Götz Aly über die Lage in Ost-Ghouta

Warum der Westen nicht militärisch intervenieren sollte

Ein Mann wird auf einer Trage aus Trümmern in der Stadt Hamouria, Ost-Ghouta, gerettet.
Die Angriffe in Ost-Ghouta treffen vor allem Zivilisten. © AFP / Abdulmonam Eassa
Moderation: Anke Schaefer |
400.000 Menschen werden momentan im syrischen Ost-Ghouta belagert. Trotz der dramatischen Situation lehnt Historiker Götz Aly eine Militärintervention ab. Die Idee, westliche Demokratie in Länder wie Syrien zu bringen, solle aufgegeben werden.
Obwohl der UN-Sicherheitsrat eine 30-tägige Waffenruhe gefordert hat, wird in Ost-Ghouta und in anderen Gebieten Syriens gekämpft. Angesichts der dramatischen Situation vor Ort will der UNO-Sicherheitsrat heute erneut über die Lage in Syrien beraten. Die Frage, ob es eine westliche Intervention geben sollte, beantwortet Götz Aly entschieden:
"Auf gar keinen Fall. Dafür gibt es auch keinen Grund."
Über den arabischen Frühling habe er sich keine Sekunde lang gefreut, erklärt Götz Aly. Er betrachtet diese Entwicklung sogar äußerst skeptisch:
"Ich habe immer wieder darüber geschrieben, dass hier nicht der Weg in eine Demokratie und in eine bessere Welt eröffnet wird. Implizit, ohne darüber zu reden, sind wir heilfroh, dass es inzwischen in Ägypten wieder eine Militärdiktatur gibt. Wir haben normale Verhältnisse, diplomatische Verhältnisse. Die westliche Intervention, gestützt durch eine andere Formulierung des UN-Sicherheitsrates in Libyen, hat zu sehr viel schlechteren Lebensverhältnissen dort geführt, als sie vorher bestanden haben, zu einem Zerfall des Staates. Dasselbe war vorher im Irak der Fall. Das sind westliche Ursachen. Daran hat Russland, daran hat ein Assad niemals mitgewirkt."

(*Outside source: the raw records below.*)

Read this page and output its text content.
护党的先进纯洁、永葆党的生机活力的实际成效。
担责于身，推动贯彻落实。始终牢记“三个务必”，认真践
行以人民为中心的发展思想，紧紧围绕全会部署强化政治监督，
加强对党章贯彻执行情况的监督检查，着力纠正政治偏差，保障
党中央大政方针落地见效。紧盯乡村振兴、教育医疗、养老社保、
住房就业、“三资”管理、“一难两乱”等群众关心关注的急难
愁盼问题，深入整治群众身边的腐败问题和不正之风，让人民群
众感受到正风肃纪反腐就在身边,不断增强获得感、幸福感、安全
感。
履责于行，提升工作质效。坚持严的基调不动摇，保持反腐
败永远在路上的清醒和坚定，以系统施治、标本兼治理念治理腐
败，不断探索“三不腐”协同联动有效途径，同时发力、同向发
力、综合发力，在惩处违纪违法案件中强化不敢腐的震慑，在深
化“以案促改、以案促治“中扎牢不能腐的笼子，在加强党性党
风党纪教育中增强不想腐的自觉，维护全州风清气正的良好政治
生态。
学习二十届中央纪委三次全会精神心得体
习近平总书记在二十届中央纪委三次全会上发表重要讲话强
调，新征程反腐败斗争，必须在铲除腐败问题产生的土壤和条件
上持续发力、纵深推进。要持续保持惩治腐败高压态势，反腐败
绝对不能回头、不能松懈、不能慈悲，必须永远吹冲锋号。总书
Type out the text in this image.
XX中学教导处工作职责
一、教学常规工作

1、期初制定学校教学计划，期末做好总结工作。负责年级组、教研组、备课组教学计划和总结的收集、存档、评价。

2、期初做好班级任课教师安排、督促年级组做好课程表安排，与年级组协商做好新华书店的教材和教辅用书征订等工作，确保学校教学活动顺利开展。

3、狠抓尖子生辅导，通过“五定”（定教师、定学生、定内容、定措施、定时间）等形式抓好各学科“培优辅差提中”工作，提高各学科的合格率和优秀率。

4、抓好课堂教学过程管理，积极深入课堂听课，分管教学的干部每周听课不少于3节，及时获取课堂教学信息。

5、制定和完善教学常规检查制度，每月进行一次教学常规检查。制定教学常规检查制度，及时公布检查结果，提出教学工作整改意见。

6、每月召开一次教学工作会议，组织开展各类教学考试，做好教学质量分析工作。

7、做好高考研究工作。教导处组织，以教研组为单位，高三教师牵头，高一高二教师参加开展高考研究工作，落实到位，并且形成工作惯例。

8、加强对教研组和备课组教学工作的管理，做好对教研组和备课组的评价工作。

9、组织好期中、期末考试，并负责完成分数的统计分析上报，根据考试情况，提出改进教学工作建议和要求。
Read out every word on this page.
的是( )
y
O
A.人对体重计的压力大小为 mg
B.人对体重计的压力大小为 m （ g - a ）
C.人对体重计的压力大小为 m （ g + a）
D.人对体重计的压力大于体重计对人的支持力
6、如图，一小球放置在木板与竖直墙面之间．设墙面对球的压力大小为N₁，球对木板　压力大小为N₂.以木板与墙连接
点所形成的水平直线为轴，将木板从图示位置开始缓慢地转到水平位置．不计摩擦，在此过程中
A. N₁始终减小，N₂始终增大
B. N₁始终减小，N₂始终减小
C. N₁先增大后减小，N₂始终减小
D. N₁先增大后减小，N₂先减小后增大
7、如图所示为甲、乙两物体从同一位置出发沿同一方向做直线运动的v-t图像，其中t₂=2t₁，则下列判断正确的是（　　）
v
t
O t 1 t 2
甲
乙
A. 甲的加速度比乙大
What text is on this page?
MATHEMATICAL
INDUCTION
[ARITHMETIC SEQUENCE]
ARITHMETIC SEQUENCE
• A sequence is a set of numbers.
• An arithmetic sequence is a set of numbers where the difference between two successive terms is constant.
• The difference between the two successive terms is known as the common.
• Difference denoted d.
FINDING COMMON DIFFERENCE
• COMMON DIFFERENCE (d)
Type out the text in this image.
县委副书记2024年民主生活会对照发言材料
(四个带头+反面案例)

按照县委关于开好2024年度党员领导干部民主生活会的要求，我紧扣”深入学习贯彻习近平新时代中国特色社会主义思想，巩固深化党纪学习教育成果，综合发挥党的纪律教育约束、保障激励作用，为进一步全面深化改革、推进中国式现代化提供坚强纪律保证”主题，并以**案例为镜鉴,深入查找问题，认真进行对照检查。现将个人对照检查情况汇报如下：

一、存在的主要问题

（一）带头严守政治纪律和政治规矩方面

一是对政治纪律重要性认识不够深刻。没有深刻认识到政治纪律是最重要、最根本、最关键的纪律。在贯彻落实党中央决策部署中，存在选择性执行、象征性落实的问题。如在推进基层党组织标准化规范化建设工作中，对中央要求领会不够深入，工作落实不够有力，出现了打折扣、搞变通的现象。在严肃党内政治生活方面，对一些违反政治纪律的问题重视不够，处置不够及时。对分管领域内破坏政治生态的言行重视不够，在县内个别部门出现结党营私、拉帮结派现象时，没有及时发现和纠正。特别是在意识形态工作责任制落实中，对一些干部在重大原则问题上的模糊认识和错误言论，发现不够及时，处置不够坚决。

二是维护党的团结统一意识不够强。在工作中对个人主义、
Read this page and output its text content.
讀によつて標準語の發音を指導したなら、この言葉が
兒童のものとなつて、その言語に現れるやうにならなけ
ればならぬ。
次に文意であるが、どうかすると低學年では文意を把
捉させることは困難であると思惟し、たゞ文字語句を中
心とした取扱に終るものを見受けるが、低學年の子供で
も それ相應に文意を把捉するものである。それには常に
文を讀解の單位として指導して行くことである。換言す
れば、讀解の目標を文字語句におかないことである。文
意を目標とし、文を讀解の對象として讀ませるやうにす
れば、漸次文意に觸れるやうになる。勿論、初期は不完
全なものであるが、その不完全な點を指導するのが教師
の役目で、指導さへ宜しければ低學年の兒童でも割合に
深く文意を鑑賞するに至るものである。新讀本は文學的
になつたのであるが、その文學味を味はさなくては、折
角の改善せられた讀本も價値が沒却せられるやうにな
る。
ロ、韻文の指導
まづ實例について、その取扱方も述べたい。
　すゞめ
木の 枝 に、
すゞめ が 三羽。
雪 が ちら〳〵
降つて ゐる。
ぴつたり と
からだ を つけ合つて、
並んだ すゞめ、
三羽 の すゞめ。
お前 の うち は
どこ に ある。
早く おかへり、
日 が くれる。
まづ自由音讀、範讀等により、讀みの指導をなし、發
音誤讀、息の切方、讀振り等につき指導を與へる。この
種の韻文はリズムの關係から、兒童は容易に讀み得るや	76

Kritischer Blick auf den arabischen Frühling

Die westlichen Demokratien seien in einem langen und konfliktreichen Entwicklungsprozess entstanden. Dass der Westen auch in den arabischen Ländern eine demokratische Entwicklung fördern könnte, hält Götz Aly für unwahrscheinlich:
"Wir sind nicht dazu berufen, unsere Lebensverhältnisse, die auf der Grundlage binneneuropäischer Verhältnisse von Reichtum aber auch hundertjährigen Kriegen, Konfessionskriegen, Nationalitätskriegen, die furchtbar waren, irgendwann in sehr, sehr langwierigen Prozessen entstanden sind. Gucken Sie, wie lange es gedauert hat bis in Deutschland eine halbwegs stabile Demokratie entstanden ist."
Angesichts der dramatischen Situation in Syrien fordern einige Stimmen, aus humanitären Gründen zu intervenieren, um dem Leiden der Zivilbevölkerung nicht tatenlos zuzuschauen. Götz Aly lehnt eine Intervention jedoch ab:
"Was sollen wir machen? Wir können die Sache aber von einer anderen Seite her betrachten: In Ost-Ghouta sitzen islamistische Terroristen. Sie nehmen die Zivilisten als menschliche Schutzschilder."
Der Historiker kritisiert außerdem die seiner Ansicht nach vorschnelle Unterscheidung der einzelnen Kriegsparteien in Gut und Böse:
"Wir haben jahrelang die Freie Syrische Armee für den Inbegriff des Guten hier verkauft - ich habe das nicht getan -, aber insgesamt haben es unsere Medien, unsere Politiker getan. Was macht die Freie Syrische Armee im Moment? Sie ist die Hilfstruppe der türkischen Intervention. Sind das die Guten?"
(mw/kb)

Götz Aly ist Zeithistoriker, Politikwissenschaftler und Publizist. Bekannt wurde er vor allem durch seine Forschung und Bücher über die Zeit des Nationalsozialismus und über Antisemitismus des 19. und 20. Jahrhunderts. In seinem Buch "Unser Kampf. 1968 – ein irritierter Blick zurück" (S. Fischer Verlag, 2008) setzte sich der 1947 geborene Aly aber auch sehr kritisch mit der eigenen Generation auseinander: Während seines Studiums in West-Berlin war Aly selbst in der Studentenbewegung aktiv.